Pierre Moscovici, the first president of the Court of Auditors, has publicly opposed the latest proposal by François Bayrou regarding the 2026 budget.
In an interview with RadioJ, he expressed his dissatisfaction with the idea of a 'blank year'—a proposed budget freeze—that he believes does not facilitate necessary reforms of public policies.
Moscovici stated that such a measure, termed a 'one shot', would only be effective once and would fail to address the long-term financial adjustments needed in subsequent years.
Bayrou, the Prime Minister, is expected to outline his budgetary orientations by July 14, aiming to identify €40 billion in savings.
Among the options discussed is the contentious 'blank year' proposal which calls for a budgetary freeze.
In his remarks, Moscovici emphasized a preference for structural approaches to public spending, arguing that effective reform is essential rather than merely applying superficial cuts.
He indicated that significant efforts toward budget savings should be distributed among various public institutions, including the state, local governments, and social security, based on the capacity to contribute.
Moscovici pointed out that public spending in France currently stands at 57% of GDP, the highest rate in Europe.

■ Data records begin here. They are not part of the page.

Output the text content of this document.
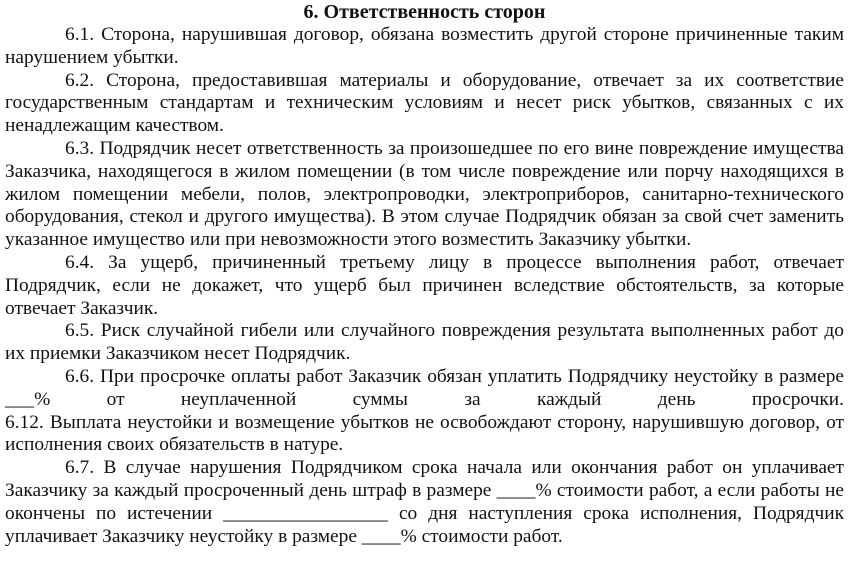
6. Ответственность сторон

6.1. Сторона, нарушившая договор, обязана возместить другой стороне причиненные таким нарушением убытки.

6.2. Сторона, предоставившая материалы и оборудование, отвечает за их соответствие государственным стандартам и техническим условиям и несет риск убытков, связанных с их ненадлежащим качеством.

6.3. Подрядчик несет ответственность за произошедшее по его вине повреждение имущества Заказчика, находящегося в жилом помещении (в том числе повреждение или порчу находящихся в жилом помещении мебели, полов, электропроводки, электроприборов, санитарно-технического оборудования, стекол и другого имущества). В этом случае Подрядчик обязан за свой счет заменить указанное имущество или при невозможности этого возместить Заказчику убытки.

6.4. За ущерб, причиненный третьему лицу в процессе выполнения работ, отвечает Подрядчик, если не докажет, что ущерб был причинен вследствие обстоятельств, за которые отвечает Заказчик.

6.5. Риск случайной гибели или случайного повреждения результата выполненных работ до их приемки Заказчиком несет Подрядчик.

6.6. При просрочке оплаты работ Заказчик обязан уплатить Подрядчику неустойку в размере ___% от неуплаченной суммы за каждый день просрочки.

6.12. Выплата неустойки и возмещение убытков не освобождают сторону, нарушившую договор, от исполнения своих обязательств в натуре.

6.7. В случае нарушения Подрядчиком срока начала или окончания работ он уплачивает Заказчику за каждый просроченный день штраф в размере ____% стоимости работ, а если работы не окончены по истечении _________________ со дня наступления срока исполнения, Подрядчик уплачивает Заказчику неустойку в размере ____% стоимости работ.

He noted that a gradual return to 54% to 55% would merely result in a slight reduction without enforcing austerity.
Meanwhile, discussions surrounding retirement reforms have intensified, particularly following the release of a controversial report from the Council for Orientation on Pensions (COR).

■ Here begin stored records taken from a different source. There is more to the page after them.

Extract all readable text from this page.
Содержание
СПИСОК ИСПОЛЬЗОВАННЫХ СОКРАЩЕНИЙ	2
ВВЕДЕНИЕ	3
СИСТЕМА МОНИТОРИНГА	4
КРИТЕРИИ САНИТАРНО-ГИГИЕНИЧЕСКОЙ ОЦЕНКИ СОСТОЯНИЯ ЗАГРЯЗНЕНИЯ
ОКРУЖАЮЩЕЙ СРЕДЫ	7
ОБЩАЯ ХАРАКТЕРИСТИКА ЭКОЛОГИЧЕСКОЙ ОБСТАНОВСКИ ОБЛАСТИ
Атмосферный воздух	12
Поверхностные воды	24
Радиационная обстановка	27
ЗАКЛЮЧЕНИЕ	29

This document suggests raising the legal retirement age to 66.5 years by 2070. The proposal has faced strong backlash from labor unions, which claim it fails to consider alternative solutions.
The CGT union criticized the report, claiming it serves political interests and accuses Gilbert Cette, the president of COR, of being on a 'mission' from President Emmanuel Macron.

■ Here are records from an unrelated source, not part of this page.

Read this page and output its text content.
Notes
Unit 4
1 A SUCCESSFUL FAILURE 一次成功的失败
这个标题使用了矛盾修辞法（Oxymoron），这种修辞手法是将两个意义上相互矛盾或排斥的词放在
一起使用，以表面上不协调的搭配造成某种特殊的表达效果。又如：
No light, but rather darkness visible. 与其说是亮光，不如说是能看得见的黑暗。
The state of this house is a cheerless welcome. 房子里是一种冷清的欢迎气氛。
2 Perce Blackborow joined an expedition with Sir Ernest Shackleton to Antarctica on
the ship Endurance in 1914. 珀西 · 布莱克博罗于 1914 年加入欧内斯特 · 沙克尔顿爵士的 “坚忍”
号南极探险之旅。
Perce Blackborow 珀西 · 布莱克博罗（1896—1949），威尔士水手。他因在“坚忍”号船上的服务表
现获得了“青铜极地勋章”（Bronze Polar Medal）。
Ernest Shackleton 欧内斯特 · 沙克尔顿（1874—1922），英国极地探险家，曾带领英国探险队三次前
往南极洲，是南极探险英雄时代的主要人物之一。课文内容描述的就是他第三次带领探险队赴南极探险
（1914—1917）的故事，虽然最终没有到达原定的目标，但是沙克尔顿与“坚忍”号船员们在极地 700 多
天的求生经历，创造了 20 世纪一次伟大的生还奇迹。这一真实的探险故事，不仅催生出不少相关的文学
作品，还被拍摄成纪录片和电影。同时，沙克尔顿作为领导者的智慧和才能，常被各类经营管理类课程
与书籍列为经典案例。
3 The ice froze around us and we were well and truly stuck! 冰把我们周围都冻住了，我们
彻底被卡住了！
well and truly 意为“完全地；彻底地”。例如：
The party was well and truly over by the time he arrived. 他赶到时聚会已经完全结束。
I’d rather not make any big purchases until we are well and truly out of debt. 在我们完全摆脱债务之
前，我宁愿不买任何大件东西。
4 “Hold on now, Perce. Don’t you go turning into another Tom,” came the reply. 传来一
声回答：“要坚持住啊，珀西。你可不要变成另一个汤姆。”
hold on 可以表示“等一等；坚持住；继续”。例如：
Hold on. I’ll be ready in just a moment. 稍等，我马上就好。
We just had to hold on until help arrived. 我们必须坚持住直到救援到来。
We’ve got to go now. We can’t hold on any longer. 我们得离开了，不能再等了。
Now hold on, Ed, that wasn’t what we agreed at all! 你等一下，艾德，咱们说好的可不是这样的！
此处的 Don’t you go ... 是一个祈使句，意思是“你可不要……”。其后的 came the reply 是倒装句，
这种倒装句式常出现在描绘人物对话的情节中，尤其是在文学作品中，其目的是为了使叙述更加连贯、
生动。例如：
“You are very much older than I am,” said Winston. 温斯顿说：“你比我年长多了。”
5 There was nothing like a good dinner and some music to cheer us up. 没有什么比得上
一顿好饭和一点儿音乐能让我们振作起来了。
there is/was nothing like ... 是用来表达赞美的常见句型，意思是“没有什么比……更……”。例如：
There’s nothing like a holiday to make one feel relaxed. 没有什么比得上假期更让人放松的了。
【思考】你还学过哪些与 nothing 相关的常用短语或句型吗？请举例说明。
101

The CGT argued that the COR’s report focuses narrowly on increasing the retirement age while ignoring other potential recommendations.
As the dialogue between social partners approaches a conclusion slated for June 17, union representatives, including Yvan Ricordeau from CFDT and Éric Coquerel from LFI, have expressed their concerns that the COR's recommendations promote unilateral policies rather than engaging in broader, more inclusive discussions regarding pension reforms.
The economic backdrop illustrates challenges facing France, with recent data indicating a decline in industrial production and widening trade deficits.
According to reports, industrial output decreased by 1.4% in April, ending two consecutive months of growth, while the trade deficit expanded to €7.4 billion.
The energy sector has notably impacted these economic figures amidst varying conditions, including unusually mild weather affecting energy production.
As these financial and social issues unfold, the implications of the proposed budget measures and retirement reforms remain a crucial talking point in the French political landscape.